Ce n’est qu’après le coup d’État du 2 décembre que les conditions d’une grande politique vont être réunies : le soutien d’une bourgeoisie rassurée qui va désormais garantir le succès des emprunts, et la mise au pas de l’assemblée municipale, épurée et réformée par le décret du 27 décembre. Dans les mois qui suivent sont publiés une dizaine de décrets d’utilité publique autorisant enfin l’ouverture de grandes voies : boulevard de Strasbourg de la gare de l’Est à la porte Saint-Denis ; rue des Écoles, à laquelle tenait le prince et qui était destinée à aérer le Quartier latin ; rue de Rivoli enfin, dont l’ébauche laisse alors à désirer. Mais, avec l’Empire, cet urbanisme parcellaire a fait son temps. Un plan d’ensemble existe, dont les lignes directrices ont été tracées par Napoléon III lui-même, et il ne manque plus qu’un préfet d’envergure, apte à conduire une gigantesque opération et à briser les résistances. Le 23 juin 1853, Berger, toujours réticent, est remplacé par Haussmann.
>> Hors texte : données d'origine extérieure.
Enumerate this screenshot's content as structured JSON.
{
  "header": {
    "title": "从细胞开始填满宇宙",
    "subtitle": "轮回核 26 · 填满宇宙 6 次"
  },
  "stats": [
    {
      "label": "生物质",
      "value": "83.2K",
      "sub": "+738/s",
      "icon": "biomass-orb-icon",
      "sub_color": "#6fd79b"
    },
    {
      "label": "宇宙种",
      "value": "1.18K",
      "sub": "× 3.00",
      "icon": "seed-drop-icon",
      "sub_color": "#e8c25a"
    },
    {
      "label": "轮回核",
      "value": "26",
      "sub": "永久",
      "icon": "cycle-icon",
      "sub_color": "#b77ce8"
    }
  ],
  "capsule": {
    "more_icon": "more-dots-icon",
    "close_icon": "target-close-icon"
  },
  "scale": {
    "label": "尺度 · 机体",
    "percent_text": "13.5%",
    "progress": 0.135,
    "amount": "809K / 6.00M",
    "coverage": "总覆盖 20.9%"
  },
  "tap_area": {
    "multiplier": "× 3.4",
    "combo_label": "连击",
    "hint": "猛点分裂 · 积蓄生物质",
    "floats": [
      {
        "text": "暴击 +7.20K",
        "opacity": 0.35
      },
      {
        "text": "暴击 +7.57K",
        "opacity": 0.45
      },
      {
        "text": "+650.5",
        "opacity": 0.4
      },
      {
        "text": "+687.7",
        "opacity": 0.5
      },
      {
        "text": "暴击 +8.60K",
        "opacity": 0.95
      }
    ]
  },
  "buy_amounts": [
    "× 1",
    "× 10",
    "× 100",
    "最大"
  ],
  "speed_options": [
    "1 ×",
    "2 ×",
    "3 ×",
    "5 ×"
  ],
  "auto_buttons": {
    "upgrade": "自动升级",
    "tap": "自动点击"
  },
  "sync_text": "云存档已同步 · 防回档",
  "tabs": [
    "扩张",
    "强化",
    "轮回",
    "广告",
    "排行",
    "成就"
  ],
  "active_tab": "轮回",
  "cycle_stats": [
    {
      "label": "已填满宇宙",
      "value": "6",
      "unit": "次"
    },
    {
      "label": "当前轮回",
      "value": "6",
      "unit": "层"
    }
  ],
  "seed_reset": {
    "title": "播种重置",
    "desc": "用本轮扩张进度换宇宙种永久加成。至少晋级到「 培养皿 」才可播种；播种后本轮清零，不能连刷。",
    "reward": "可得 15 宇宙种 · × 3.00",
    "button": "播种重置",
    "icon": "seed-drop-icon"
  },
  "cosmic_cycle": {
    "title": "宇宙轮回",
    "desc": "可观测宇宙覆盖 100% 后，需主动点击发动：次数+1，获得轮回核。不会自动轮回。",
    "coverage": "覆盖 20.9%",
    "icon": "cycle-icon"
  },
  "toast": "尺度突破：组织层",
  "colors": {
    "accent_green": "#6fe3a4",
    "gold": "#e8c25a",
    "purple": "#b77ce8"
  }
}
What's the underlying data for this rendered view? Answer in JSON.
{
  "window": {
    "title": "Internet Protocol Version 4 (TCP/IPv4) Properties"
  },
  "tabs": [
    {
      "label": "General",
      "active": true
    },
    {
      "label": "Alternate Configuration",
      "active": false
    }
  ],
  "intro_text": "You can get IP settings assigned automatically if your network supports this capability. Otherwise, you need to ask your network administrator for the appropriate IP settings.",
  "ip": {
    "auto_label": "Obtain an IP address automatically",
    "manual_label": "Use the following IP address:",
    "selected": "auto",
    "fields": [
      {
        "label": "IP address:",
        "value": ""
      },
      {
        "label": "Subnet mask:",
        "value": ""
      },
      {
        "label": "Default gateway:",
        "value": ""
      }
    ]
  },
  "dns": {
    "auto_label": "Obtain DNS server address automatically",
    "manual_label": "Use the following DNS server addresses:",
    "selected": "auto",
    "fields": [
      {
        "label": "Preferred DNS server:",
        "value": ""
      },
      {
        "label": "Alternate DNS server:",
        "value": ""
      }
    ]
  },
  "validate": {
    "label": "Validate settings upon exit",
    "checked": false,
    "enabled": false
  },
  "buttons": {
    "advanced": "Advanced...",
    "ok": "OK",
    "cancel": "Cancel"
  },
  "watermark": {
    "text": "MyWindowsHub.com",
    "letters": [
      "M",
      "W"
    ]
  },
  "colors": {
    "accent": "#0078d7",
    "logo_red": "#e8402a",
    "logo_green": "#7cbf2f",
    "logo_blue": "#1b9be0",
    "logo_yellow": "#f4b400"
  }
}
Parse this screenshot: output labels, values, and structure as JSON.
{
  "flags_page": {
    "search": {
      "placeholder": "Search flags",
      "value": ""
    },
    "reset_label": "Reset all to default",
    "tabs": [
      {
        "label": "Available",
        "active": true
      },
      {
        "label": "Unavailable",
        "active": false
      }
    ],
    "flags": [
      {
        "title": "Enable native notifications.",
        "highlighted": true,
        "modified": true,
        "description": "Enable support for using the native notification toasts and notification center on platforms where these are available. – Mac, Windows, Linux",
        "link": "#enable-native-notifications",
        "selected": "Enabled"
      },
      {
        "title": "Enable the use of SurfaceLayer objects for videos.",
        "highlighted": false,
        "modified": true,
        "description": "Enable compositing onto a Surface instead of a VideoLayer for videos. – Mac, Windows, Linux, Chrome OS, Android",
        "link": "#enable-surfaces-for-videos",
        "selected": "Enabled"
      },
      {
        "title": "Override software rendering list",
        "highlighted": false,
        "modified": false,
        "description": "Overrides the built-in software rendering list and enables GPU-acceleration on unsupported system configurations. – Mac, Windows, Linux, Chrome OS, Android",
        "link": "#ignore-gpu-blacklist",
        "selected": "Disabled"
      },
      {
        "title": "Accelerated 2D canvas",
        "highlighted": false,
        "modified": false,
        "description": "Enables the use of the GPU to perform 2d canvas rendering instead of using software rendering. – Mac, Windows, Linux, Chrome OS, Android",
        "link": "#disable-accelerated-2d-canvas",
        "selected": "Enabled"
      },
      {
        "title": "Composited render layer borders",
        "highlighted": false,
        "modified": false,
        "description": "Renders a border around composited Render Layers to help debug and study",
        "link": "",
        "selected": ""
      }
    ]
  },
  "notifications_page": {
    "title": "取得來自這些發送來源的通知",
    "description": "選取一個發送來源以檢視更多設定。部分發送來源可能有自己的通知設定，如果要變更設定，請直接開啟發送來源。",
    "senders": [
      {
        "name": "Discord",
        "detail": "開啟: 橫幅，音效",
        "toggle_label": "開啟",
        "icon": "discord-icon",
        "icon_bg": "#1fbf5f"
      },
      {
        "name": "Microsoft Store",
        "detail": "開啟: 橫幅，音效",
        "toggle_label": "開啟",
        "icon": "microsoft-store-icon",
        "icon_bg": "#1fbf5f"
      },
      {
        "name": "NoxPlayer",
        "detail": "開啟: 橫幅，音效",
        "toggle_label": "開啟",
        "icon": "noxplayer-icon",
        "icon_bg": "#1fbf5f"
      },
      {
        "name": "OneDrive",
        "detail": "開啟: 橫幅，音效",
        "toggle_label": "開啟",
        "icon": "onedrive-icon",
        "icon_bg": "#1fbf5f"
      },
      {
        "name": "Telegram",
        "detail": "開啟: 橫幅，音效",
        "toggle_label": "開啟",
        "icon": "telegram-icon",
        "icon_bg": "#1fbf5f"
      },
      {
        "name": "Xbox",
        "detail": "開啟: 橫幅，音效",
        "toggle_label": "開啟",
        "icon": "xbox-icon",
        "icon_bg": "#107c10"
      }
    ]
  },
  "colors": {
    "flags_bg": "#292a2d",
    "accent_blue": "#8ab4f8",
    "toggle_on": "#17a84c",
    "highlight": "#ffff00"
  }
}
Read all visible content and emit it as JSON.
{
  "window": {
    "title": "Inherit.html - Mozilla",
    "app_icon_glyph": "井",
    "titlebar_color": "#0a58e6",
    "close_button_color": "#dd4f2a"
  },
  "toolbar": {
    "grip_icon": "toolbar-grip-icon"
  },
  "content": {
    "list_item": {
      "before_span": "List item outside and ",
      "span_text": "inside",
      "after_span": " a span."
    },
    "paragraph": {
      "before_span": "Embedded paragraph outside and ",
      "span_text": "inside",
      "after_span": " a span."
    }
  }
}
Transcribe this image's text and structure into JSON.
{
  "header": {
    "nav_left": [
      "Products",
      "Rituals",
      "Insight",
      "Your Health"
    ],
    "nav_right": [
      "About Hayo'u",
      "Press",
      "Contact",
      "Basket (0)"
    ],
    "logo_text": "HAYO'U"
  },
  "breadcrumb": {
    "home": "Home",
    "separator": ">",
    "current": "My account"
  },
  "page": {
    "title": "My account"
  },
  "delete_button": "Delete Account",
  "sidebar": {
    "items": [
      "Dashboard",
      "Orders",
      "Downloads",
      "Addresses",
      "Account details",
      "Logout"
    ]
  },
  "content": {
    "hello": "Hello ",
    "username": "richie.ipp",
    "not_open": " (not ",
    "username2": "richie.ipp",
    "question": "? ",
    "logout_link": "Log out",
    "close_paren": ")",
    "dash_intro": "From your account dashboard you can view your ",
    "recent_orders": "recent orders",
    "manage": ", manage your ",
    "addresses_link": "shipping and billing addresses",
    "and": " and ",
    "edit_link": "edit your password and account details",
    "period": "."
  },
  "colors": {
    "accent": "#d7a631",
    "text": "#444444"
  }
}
L’ère haussmannienne (1853-1870)

Le nouveau préfet est issu d’une famille de militaires et de fonctionnaires impériaux : un aïeul député à la Convention, un autre général ; un père intendant militaire, puis administrateur du Temps. Georges Eugène Haussmann, né à Paris en 1809, est élevé dans le sérail. Après des études de droit et grâce à la protection du duc d’Orléans — Haussmann est un décoré de Juillet —, il entre dans l’administration. De la sous-préfecture de Haute-Loire, il passe dans le Lot-et-Garonne, puis à Blaye, après des alternatives de faveur et de disgrâce. En haut lieu, on le juge compétent, mais ambitieux et indocile. La révolution de 1848 l’écarté, officiellement du moins, mais Haussmann intrigue souterrainement et avec succès pour les forces conservatrices. Dans sa spécialité, les « bonnes élections », il réussit un coup de maître : en décembre, la Gironde donne à Louis Napoléon un pourcentage de voix supérieur à celui du pays. À partir de 1849, il est préfet du Var, puis de l’Yonne, départements « rouges », que seul un préfet de combat peut mater. Haussmann révoque, soudoie et arrête. Son zèle épurateur lui permet d’obtenir Bordeaux. C’est là qu’il officiera le 2-Décembre et se signalera à l’attention des Tuileries. L’empereur, qui admire Londres, accorde à la rénovation de sa capitale une importance toute particulière. Soucieux de ne pas laisser édulcorer son projet par des intermédiaires, il fait du nouveau préfet un véritable ministre des Travaux — certains diront vice-empereur — sous la seule tutelle du chef de l’État. La commission municipale redevient conseil municipal le 5 mai 1855. Composée de notabilités dociles, Pierre Flourens, Scribe, Le Verrier..., l’assemblée n’est qu’une chambre d’enregistrement. La commission des grands travaux n’est plus réunie. Haussmann s’entoure de collaborateurs efficaces, des ingénieurs, qu’il a distingués durant sa carrière provinciale : Jean-Charles Alphand (1817-1891) — le « vice-Haussmann » —, qui va diriger tous les services de la ville, Eugène Belgrand (1810-1878), spécialiste des eaux. V. Empire (second).


Les grands travaux

La terminologie fait état de trois « réseaux » haussmanniens, sur lesquels le préfet s’est expliqué dans ses Mémoires.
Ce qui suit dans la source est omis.